Prayer is our means of communicating with God, of listening to Him and speaking, and of God listening to us and speaking. He speaks in the Scriptures, in the Church’s teaching, and on a personal level in our hearts. Our prayer must be fourfold: praise, thanksgiving, repentance and petition. But in our weakness, in our concern for our own life and of the life of our families, we spend way too much time asking God for things. Sometimes, it seems, we don’t know what else to do. We know if we have a desperate need, like for rain, we knock on His door so much that we convince ourselves we are being rude. In times like that, we know we should thank God but we just don’t feel grateful. In that state, perhaps the best thing we should do is turn our minds and hearts over to the Holy Spirit and let our need for God spill out in a good old-fashioned groan. God looks into our own spiritual being and knows what we are saying, even if we do not. Remember that He is always closer to us than we are to ourselves.

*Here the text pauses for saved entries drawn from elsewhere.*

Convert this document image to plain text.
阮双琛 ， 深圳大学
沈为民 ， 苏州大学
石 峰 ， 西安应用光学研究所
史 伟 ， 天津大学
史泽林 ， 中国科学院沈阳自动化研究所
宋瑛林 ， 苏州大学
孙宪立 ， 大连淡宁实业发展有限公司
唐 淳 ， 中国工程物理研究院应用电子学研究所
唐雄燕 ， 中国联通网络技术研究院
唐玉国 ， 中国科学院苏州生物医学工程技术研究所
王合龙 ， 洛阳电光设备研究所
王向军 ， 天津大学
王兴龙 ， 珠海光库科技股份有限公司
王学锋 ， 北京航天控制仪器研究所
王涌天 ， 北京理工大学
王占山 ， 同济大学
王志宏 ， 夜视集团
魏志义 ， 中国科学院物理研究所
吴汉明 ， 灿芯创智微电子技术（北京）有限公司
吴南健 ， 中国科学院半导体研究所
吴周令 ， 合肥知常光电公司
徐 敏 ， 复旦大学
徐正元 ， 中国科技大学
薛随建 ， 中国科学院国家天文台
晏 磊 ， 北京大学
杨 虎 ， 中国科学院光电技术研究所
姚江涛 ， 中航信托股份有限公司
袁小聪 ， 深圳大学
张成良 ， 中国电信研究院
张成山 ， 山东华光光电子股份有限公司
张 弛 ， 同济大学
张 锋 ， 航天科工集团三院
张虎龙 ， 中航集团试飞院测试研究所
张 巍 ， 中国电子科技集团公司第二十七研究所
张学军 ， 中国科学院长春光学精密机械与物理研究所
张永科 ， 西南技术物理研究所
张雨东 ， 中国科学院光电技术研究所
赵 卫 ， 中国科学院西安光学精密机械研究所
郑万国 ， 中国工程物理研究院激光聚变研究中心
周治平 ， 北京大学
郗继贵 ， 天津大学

This is the month Jesus’s parables are all about sowing seeds, the Word of God, and nurturing them. And when we look around at the many plants in our parish, even in our homes, sometimes we see wheat and other times we see weeds. Sometimes I am acting like a weed, so we all know how it goes. Frankly, when we see that and don’t know why some people act very unlike Jesus and Mary, especially ourselves, we might just take some time and groan. While we do, ask God to do in our lives whatever He wills, and the same in the lives of everyone we know. And be alert to them needing us to help them learn the ways of the wheat, the life of Christ’s disciple.